Alan Gottlieb is an unusual-looking gun-rights activist. With a bow tie, mustache, and glasses that can politely be described as nerdy, the 67-year-old Bellevue, Washington, resident evokes Groucho Marx more than Ted Nugent. He may also prove to be an unusually shrewd advocate for his cause: The longtime conservative activist has figured out how to use Washington state’s citizen-sponsored initiative process as a weapon against an expanded-background-check law.
(Mitch Blunt)The story began earlier this year, when Initiative 594 made it onto Washington’s fall ballot. The measure would mandate background checks as a condition of most gun purchases and transfers in the state (with exceptions for weapon transfers within families and purchases involving antique guns).

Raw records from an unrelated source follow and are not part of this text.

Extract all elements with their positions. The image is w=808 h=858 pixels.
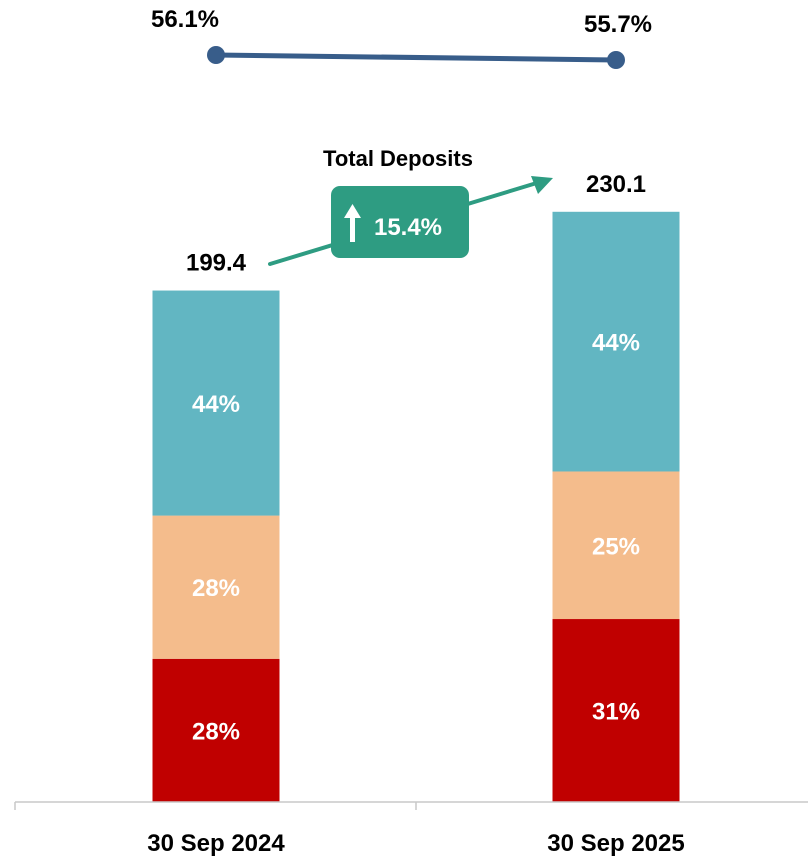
bar-total-label: 199.4 (186, 250, 247, 277)
up-arrow-icon (344, 204, 361, 242)
bar-segment-bottom (552, 619, 680, 802)
bar-segment-middle (552, 471, 680, 620)
ratio-label: 55.7% (584, 11, 652, 38)
ratio-point (607, 51, 625, 69)
bar-segment-label: 44% (192, 391, 240, 418)
ratio-line (215, 52, 617, 63)
growth-badge (331, 186, 469, 258)
bar-segment-label: 31% (592, 699, 640, 726)
ratio-point (207, 46, 225, 64)
x-tick-label: 30 Sep 2025 (547, 830, 684, 857)
bar-segment-top (152, 290, 280, 516)
growth-arrowhead (531, 176, 553, 194)
bar-segment-bottom (152, 658, 280, 802)
ratio-label: 56.1% (151, 6, 219, 33)
bar-segment-label: 28% (192, 718, 240, 745)
growth-label: 15.4% (374, 214, 442, 241)
bar-segment-label: 25% (592, 533, 640, 560)
bar-segment-middle (152, 515, 280, 659)
chart-title: Total Deposits (323, 146, 473, 171)
bar-segment-label: 28% (192, 575, 240, 602)
bar-segment-label: 44% (592, 330, 640, 357)
x-tick-label: 30 Sep 2024 (147, 830, 285, 857)
bar-segment-top (552, 211, 680, 472)
bar-total-label: 230.1 (586, 171, 646, 198)
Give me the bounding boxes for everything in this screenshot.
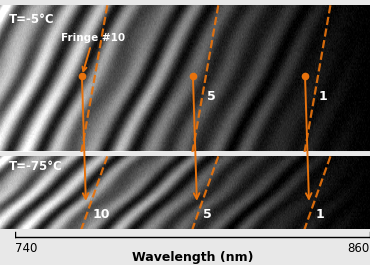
- Text: 5: 5: [206, 90, 215, 103]
- Text: 10: 10: [92, 208, 110, 221]
- Text: T=-75°C: T=-75°C: [9, 160, 63, 173]
- Text: 1: 1: [315, 208, 324, 221]
- Text: 860: 860: [348, 242, 370, 255]
- Text: T=-5°C: T=-5°C: [9, 13, 55, 26]
- Text: Fringe #10: Fringe #10: [61, 33, 125, 71]
- Text: Wavelength (nm): Wavelength (nm): [132, 251, 253, 264]
- Text: 1: 1: [319, 90, 327, 103]
- Text: 740: 740: [15, 242, 37, 255]
- Text: 5: 5: [203, 208, 212, 221]
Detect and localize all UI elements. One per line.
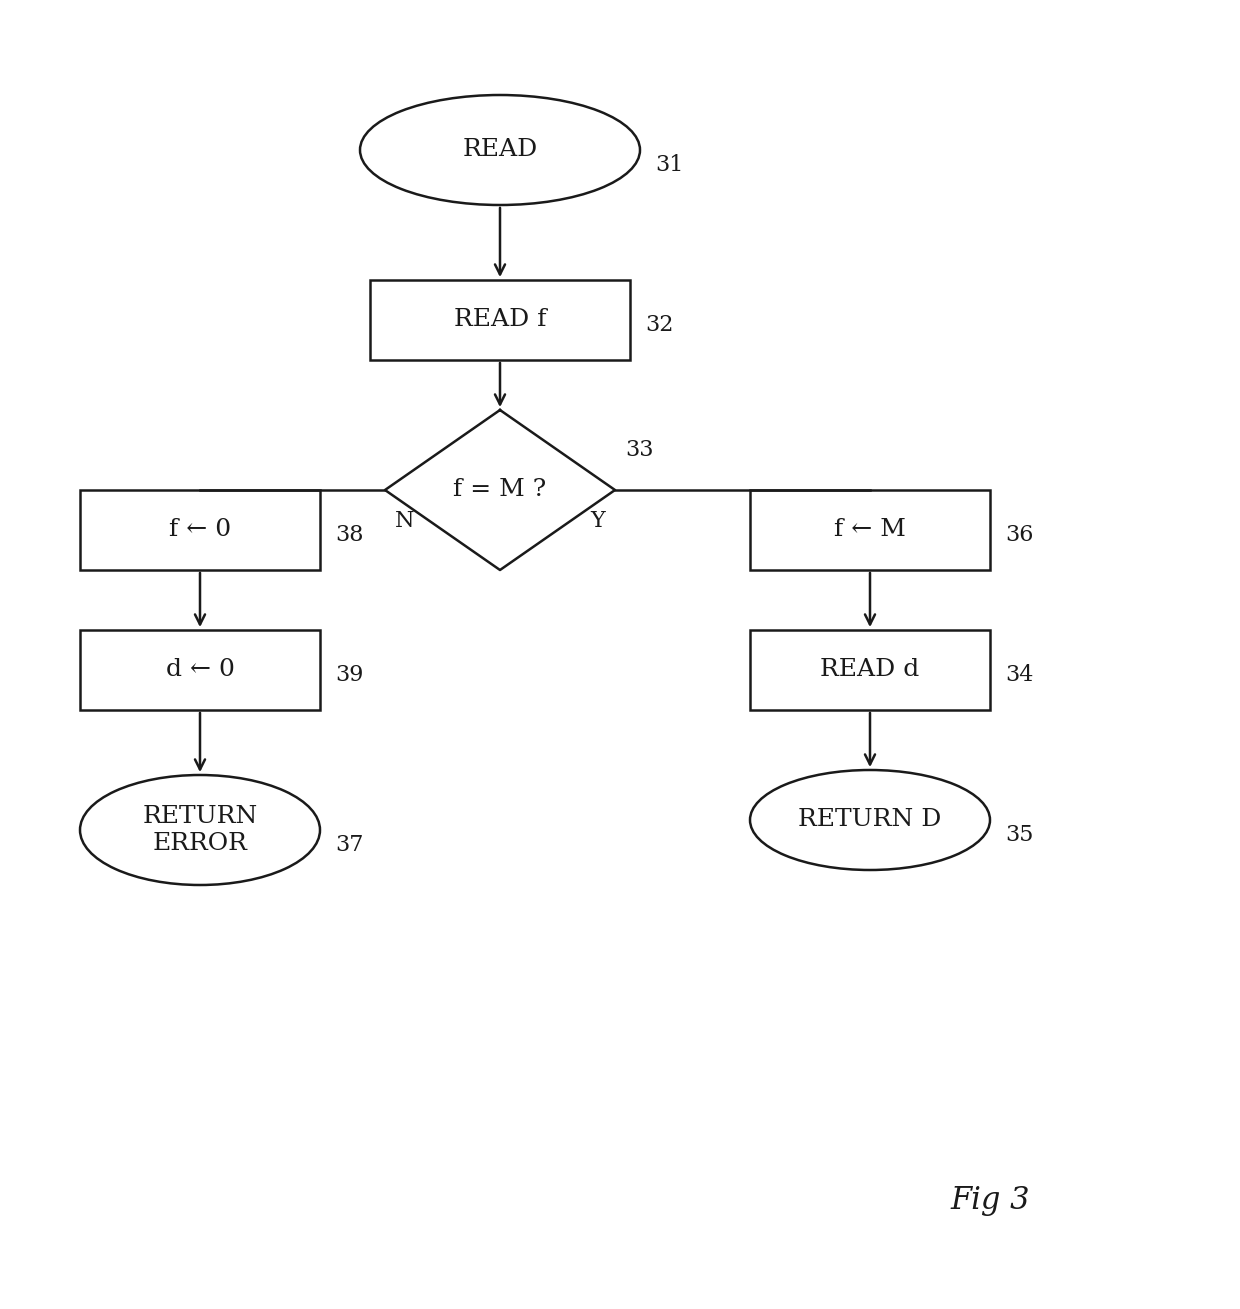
Text: f ← 0: f ← 0 [169, 518, 231, 542]
Text: d ← 0: d ← 0 [166, 658, 234, 682]
Text: 32: 32 [645, 314, 673, 336]
Text: 39: 39 [335, 664, 363, 686]
Text: f ← M: f ← M [835, 518, 906, 542]
Text: READ f: READ f [454, 309, 547, 331]
Text: Fig 3: Fig 3 [950, 1185, 1029, 1216]
Text: f = M ?: f = M ? [454, 479, 547, 501]
Text: 38: 38 [335, 524, 363, 546]
Ellipse shape [81, 775, 320, 885]
Text: READ: READ [463, 139, 538, 161]
FancyBboxPatch shape [370, 280, 630, 360]
Ellipse shape [360, 96, 640, 206]
Ellipse shape [750, 770, 990, 870]
Text: 37: 37 [335, 834, 363, 856]
Text: 31: 31 [655, 154, 683, 175]
FancyBboxPatch shape [750, 630, 990, 709]
Text: 35: 35 [1004, 823, 1033, 846]
Text: N: N [396, 511, 414, 531]
Text: READ d: READ d [821, 658, 920, 682]
Text: RETURN D: RETURN D [799, 809, 941, 831]
Text: RETURN
ERROR: RETURN ERROR [143, 805, 258, 855]
Polygon shape [384, 410, 615, 569]
FancyBboxPatch shape [81, 630, 320, 709]
Text: 34: 34 [1004, 664, 1033, 686]
FancyBboxPatch shape [750, 490, 990, 569]
Text: Y: Y [590, 511, 605, 531]
Text: 33: 33 [625, 439, 653, 461]
FancyBboxPatch shape [81, 490, 320, 569]
Text: 36: 36 [1004, 524, 1033, 546]
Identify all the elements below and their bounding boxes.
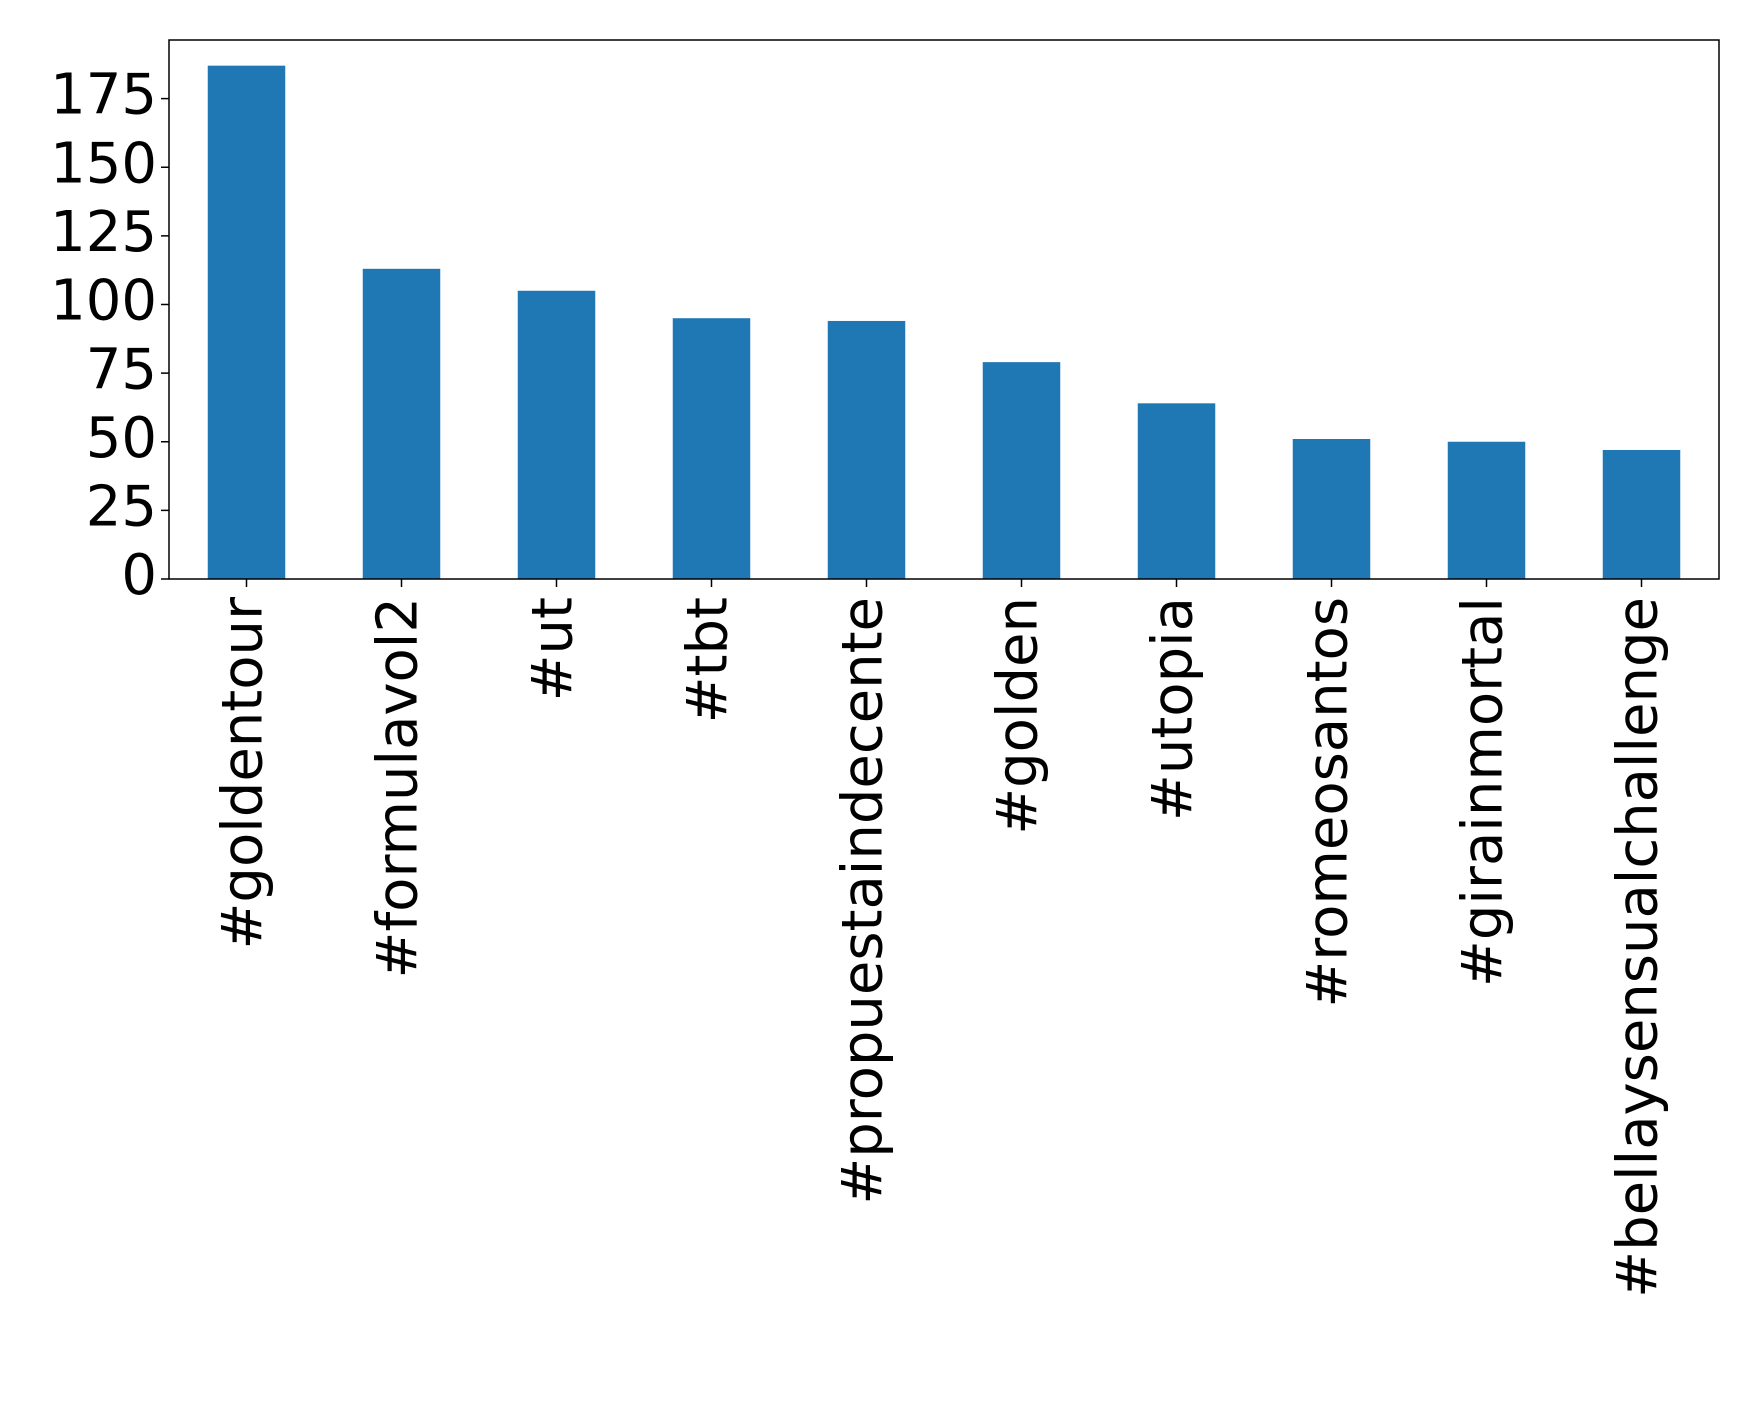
bar [1602, 449, 1681, 579]
y-tick-label: 0 [121, 543, 157, 608]
x-tick-label: #propuestaindecente [831, 597, 896, 1205]
y-tick-label: 125 [50, 200, 157, 265]
bar [982, 362, 1061, 579]
plot-frame [168, 39, 1720, 580]
x-tick-label: #ut [521, 597, 586, 701]
bar [362, 268, 441, 579]
bar [517, 290, 596, 579]
x-tick-label: #formulavol2 [366, 597, 431, 978]
y-tick-label: 150 [50, 131, 157, 196]
bar [827, 320, 906, 579]
y-tick-label: 75 [86, 337, 157, 402]
x-tick-label: #goldentour [211, 596, 276, 949]
x-tick-label: #utopia [1141, 597, 1206, 821]
bar [1137, 403, 1216, 579]
y-tick-label: 50 [86, 406, 157, 471]
bar [672, 318, 751, 579]
x-tick-label: #girainmortal [1451, 597, 1516, 987]
bar [207, 65, 286, 579]
bar [1292, 439, 1371, 579]
x-tick-label: #romeosantos [1296, 597, 1361, 1008]
x-tick-label: #golden [986, 597, 1051, 835]
y-tick-label: 25 [86, 475, 157, 540]
x-tick-label: #bellaysensualchallenge [1606, 597, 1671, 1298]
y-tick-label: 175 [50, 63, 157, 128]
y-tick-label: 100 [50, 269, 157, 334]
bar [1447, 441, 1526, 579]
x-tick-label: #tbt [676, 597, 741, 723]
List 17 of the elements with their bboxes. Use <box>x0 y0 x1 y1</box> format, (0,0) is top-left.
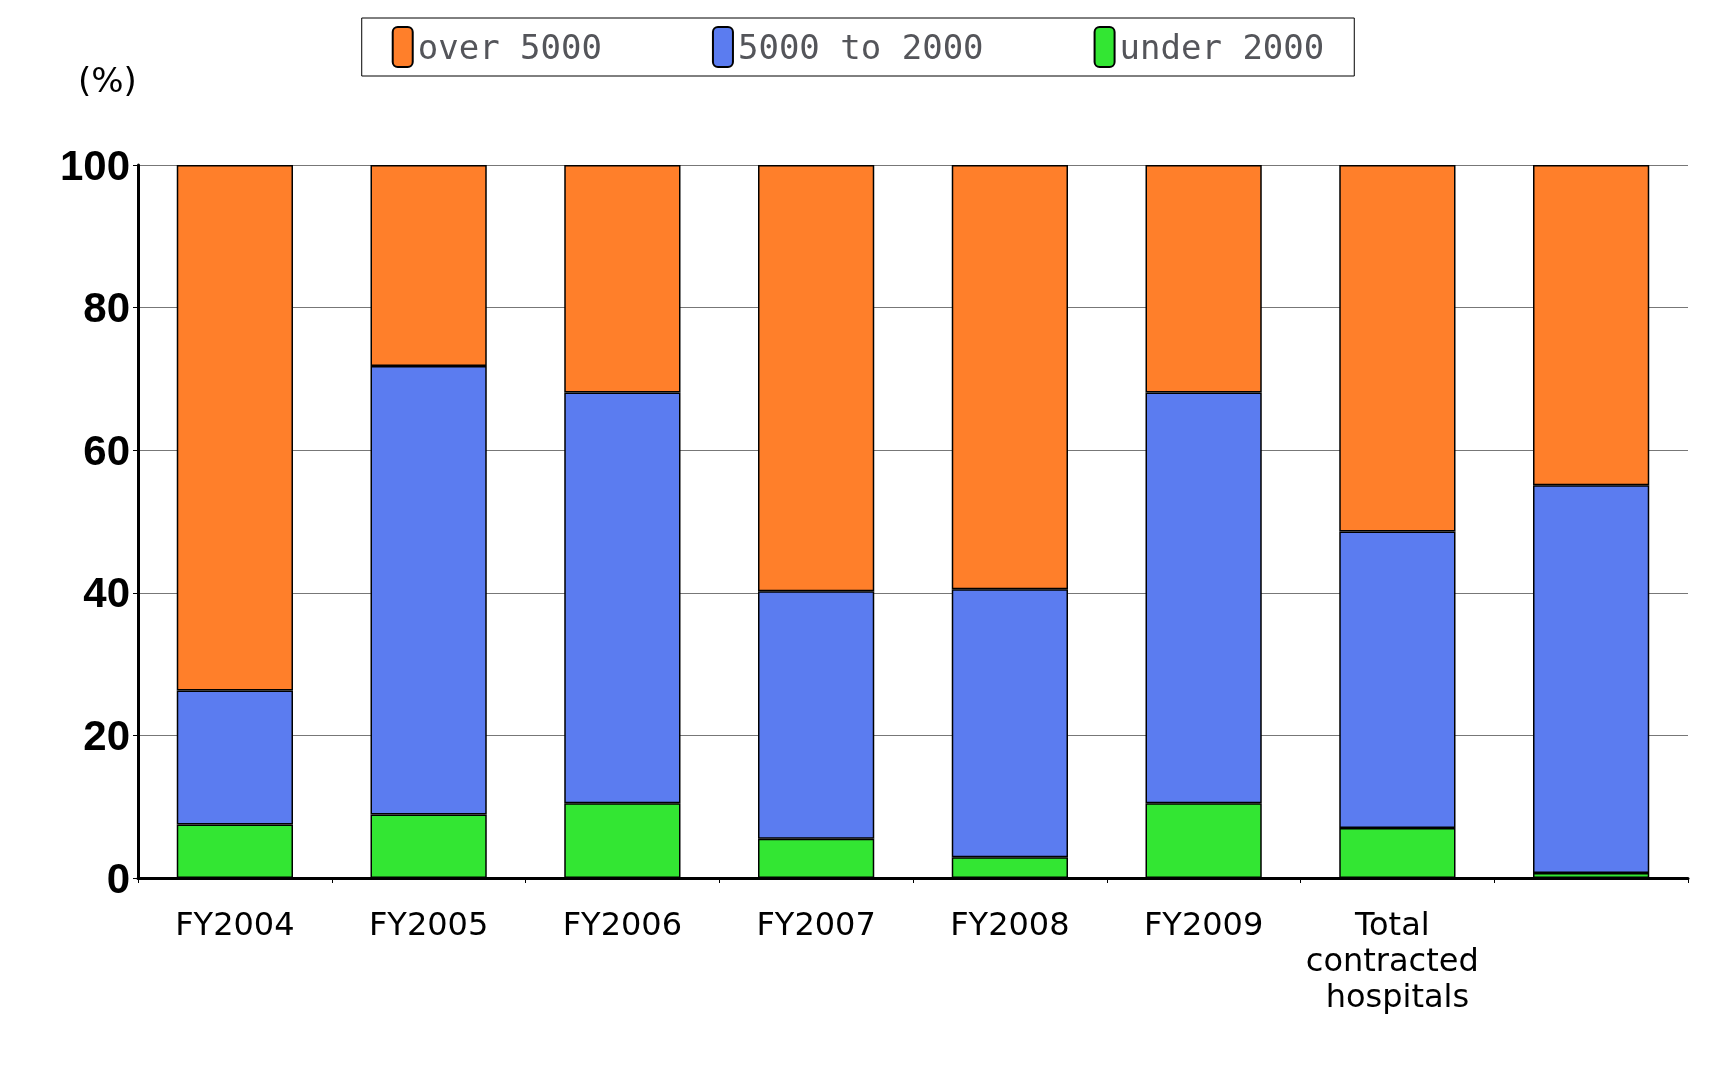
y-tick-label: 60 <box>83 426 130 474</box>
x-tick-label: FY2009 <box>1143 905 1264 943</box>
x-tick-label: FY2007 <box>756 905 876 943</box>
y-tick-label: 20 <box>83 711 130 759</box>
x-tick-label: FY2008 <box>950 905 1070 943</box>
y-tick-label: 40 <box>83 569 130 617</box>
x-tick-label: FY2004 <box>175 905 295 943</box>
legend-label: under 2000 <box>1119 27 1325 67</box>
x-tick-label: Total contracted hospitals <box>1305 905 1489 1015</box>
y-tick-label: 100 <box>59 141 130 189</box>
y-axis-title: (%) <box>78 60 137 100</box>
legend-label: 5000 to 2000 <box>737 27 984 67</box>
legend-label: over 5000 <box>417 27 602 67</box>
y-tick-label: 80 <box>83 284 130 332</box>
x-tick-label: FY2006 <box>562 905 683 943</box>
y-tick-label: 0 <box>106 854 130 902</box>
x-tick-label: FY2005 <box>368 905 489 943</box>
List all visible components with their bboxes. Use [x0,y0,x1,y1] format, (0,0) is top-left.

Its main goal is “closing the gun-show loophole,” says Geoff Potter, communications director for the Washington Alliance for Gun Responsibility, the group spearheading the effort. The measure has drawn support in the form of big money—more than $9 million so far—from the likes of local plutocrats Bill Gates, Steve Ballmer, and Paul Allen, as well as out-of-state billionaires such as Michael Bloomberg. Most of the money behind 594 “has come from just six individuals,” says Gottlieb. (Potter, for his part, points out that the campaign has some 8,000 individual donors.)
In response to 594, Gottlieb—working under the auspices of the Citizens Committee for the Right to Keep and Bear Arms—began to promote his own measure, Initiative 591. It would prohibit the state “from requiring background checks on firearm recipients unless a uniform national standard is required.” In other words, unless the federal government mandates expanded background checks—highly unlikely in the current political climate—the state of Washington would not be allowed to do so. Initiative 591 would also ban “government agencies from confiscating guns or other firearms from citizens without due process.”
This past spring, it looked like both measures, which stand as separate yes-or-no ballot issues, would pass—creating two entirely contradictory laws. And although a mid-October poll by Elway Research in Seattle found that support for 591 had fallen below 51 percent, while 60 percent of respondents backed 594, that outcome remains a possibility; the poll surveyed registered rather than likely voters, so high turnout among conservatives could change the equation.
What would happen then? “We have no statute or case law dealing on rival initiatives passing in the same election, so it would be up to the Legislature or “… the courts to resolve,” says Dave Ammons, communications director for Washington’s Secretary of State’s Office. If the matter does wind up in court, he says, judges could return it to state lawmakers, who could “amend, abolish, harmonize, or pick a winner by a two-thirds vote of both chambers.”
That’s what Gottlieb is banking on. Indeed, that’s been central to his plan all along, he tells me. Washington’s Legislature has heretofore declined to mandate the kind of expansive background-check requirements that Initiative 594 supporters want. And with the state Senate governed by Republicans—who may also pick up seats this November—there’s no good reason to think they’re going to do so now. So even if 60 percent of Washington voters (or more) opt to support Initiative 594, a simple majority for 591 could carry the day by ensuring that the issue gets returned to the state House. “If they both pass, the courts will hopefully make the Legislature resolve the conflict,” Gottlieb says.
Potter says that if both initiatives succeed, it will be because 591’s backers have been sowing “confusion” by raising the specter of “gun confiscation,” even though no gun has ever been seized without due process in Washington’s history. There may be some merit to the “confusion” argument: In a twist that H.L. Mencken would appreciate, 22 percent of voters support both initiatives. Gottlieb counters that people who support both measures “are conflicted—not confused. They support background checks but think I 594 goes too far by not allowing temporary loans to friends and most family members. In addition, [people worry] that it is an unfunded mandate.”
So far, the National Rifle Association, which is actively funding a “No on 594” campaign, has been strangely silent on Initiative 591—much to the chagrin of Gottlieb and his supporters. In contrast to their well-capitalized counterparts, 591’s backers have raised a mere $1.7 million. Still, Gottlieb says, “I think we’re very smart in doing this “… it was the only logical way of winning this, especially considering they had gotten so much money from those fat cats.” The lesson he’d like to teach the opposition? Don’t bring your wallet to a gun fight.